Aside from all that, I'm not sure performance is paramount for FFI. Making easy (and hopefully idiomatic) FFI possible can allow you to better focus on writing performant C# and Rust code, and make the interop code's performance matter less.

1 Like

My idea was to produce a kind of static "registry" of struct layouts, and every time a value is passed via pointer, it also needs to get an entry into the registry, which from their its values can be accessed and casted to the appropriate types.

This would be done using a set of exposed methods which would need to be used in the managed, so for example, we would have the following in rust:

static mut TypeDefinitions: MaybeUninit<[MaybeUninit<TypeDef>; 128]> = MaybeUninit::new();
static OccupiedTypes: AtomicUsize = AtomicUsize::new();
extern "C" fn register_type(name: *const u8) -> *mut StructDef {
    //Form a StructDef with associated name
    let boxed = Box::new(struct_def);
    Box::leak(boxed)
}
extern "C" fn add_member(this: Option<&mut StructDef>, typename: Option<&'static mut TypeDef>) {
    let this = this.expect("Could not find self pointer!");
    let other = typename.expect("could not find other pointer!");
    this.members.push(other); //Simplified
    //We need to worry about sizing and padding at runtime
}
extern "C" fn finalize_struct(this: Option<&'static StructDef>) -> *const TypeDef {
    let this = this.expect("Could not find self pointer!");
    let boxed = unsafe { Box::from_raw(this) };
    let this = *boxed;
    //Push onto TypeDefinitions up top.
    //Increment the counter
    unsafe {
        &TypeDefinitions.data[OccupiedTypes.fetch_add(1, Ordering::Relaxed)] as *const _ //Not too sure about ordering...
    }
} 

I'm planning to expose something like this to define types, unless a better idea arises.

The thing is, it's still all done over a C API, it just happens to be that it's no longer statically typed. It's not dissimilar to the dynamic type in C# where rules are checked at runtime:

public static void Foo(dynamic x) {
    x += 34;
    x.abc();
    x.z = 2;
    x = "a";
}

Although this is a bogus example, the rules for this would be checked at runtime so we wouldn't get an error at compile time, but we wouldn't need to know the type of x either.
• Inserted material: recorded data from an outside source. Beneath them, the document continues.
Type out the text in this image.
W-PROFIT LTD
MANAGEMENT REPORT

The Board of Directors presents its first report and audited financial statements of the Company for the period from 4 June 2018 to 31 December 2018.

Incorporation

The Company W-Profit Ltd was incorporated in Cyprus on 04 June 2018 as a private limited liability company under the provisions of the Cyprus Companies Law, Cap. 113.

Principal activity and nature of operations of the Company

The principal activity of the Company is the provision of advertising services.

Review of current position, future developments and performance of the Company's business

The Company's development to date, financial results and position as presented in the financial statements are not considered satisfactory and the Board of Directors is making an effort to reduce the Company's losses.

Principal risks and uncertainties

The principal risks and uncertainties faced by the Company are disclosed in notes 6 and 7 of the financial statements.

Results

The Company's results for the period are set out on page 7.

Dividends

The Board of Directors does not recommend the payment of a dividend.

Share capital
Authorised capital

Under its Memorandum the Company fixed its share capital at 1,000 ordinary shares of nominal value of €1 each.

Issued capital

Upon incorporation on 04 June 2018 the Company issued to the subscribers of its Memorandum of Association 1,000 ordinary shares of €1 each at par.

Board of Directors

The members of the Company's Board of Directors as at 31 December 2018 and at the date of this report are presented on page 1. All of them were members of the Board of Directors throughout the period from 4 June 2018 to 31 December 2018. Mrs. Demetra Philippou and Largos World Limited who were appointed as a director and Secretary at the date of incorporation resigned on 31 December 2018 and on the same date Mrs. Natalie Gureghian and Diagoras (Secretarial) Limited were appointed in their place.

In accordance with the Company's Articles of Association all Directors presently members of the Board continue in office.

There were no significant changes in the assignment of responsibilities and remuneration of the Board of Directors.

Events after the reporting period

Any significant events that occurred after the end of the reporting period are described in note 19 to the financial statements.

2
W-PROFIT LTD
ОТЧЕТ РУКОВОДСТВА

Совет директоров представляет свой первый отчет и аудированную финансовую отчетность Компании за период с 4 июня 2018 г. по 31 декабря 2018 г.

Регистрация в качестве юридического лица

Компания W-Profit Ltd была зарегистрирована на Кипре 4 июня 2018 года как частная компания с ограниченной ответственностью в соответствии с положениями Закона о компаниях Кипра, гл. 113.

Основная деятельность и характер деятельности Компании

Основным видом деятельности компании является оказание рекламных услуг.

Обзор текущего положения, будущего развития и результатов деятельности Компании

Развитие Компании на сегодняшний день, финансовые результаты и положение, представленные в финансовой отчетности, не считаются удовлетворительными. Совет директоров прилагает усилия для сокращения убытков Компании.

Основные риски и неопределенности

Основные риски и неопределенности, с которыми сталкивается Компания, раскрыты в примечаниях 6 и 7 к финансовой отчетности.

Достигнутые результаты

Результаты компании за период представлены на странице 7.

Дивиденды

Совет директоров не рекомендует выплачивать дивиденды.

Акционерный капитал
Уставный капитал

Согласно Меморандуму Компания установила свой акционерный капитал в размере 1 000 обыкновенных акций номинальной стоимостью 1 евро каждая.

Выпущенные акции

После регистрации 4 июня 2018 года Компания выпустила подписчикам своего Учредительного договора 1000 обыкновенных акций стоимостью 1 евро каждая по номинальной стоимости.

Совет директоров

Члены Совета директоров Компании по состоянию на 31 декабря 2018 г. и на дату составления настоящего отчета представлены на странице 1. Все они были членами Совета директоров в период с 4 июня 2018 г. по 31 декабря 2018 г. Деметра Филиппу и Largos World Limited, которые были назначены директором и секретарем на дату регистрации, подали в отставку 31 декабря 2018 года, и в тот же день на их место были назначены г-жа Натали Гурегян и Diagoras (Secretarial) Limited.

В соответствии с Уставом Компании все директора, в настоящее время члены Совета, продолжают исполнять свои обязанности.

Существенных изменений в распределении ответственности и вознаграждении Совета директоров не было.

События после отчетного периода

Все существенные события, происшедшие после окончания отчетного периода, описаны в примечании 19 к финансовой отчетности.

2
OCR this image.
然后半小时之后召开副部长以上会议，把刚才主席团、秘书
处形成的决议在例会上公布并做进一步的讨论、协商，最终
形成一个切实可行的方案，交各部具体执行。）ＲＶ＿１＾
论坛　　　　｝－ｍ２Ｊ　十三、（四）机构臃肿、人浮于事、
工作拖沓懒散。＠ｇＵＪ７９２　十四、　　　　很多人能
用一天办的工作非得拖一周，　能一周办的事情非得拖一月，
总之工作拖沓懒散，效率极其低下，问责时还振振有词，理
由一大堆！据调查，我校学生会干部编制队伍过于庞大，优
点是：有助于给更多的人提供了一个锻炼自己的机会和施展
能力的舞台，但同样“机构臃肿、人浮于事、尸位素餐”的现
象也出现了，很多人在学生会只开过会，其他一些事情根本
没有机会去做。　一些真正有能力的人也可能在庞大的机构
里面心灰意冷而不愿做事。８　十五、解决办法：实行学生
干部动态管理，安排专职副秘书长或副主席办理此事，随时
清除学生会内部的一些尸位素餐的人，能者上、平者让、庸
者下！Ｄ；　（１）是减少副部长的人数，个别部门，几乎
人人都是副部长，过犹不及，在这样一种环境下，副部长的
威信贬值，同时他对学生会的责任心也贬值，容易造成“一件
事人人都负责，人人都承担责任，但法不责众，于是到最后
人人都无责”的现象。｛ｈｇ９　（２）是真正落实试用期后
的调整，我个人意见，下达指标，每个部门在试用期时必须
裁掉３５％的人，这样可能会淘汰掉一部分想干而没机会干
The only thing that wouldn't be supported would be reassigning to a different type.

The point of this is essentially to introduce the following:

  1. A kind of ffi-generics
  2. An easy way to ffi structures from other languages into rust
  3. A way to be generic over the actual type while accessing a value, similar to the following in js:
    function foo(point) {
        point.x += 2;
    }
    
    where point can really be anything, as long at is has an x field.

@Zarenor The repo is live (albeit a bit late):
https://github.com/OptimisticPeach/fir_tree

By the way this is only the rust side, I'll focus on it and then work on some C# bindings.

Cool. I'm working on a C#/rust app in my hobby time at home, I'll try to take a look. I have some ideas for the C# side, so I'll try to take a look some time this weekend and see if they mesh with what you're doing. If I get anywhere with it, I'll write up a PR.

Otherwise, I'll just file an issue with some commentary and ideas to get the thoughts flowing, at least. Let me know if you have any area you'd like me to dig into more specifically.

I've already taken a crack or two at getting C# and rust to talk nicely in my app, but I'm to the point where I need to put together a lot more UI before I'm going to actually be fleshing out the interface between the languages.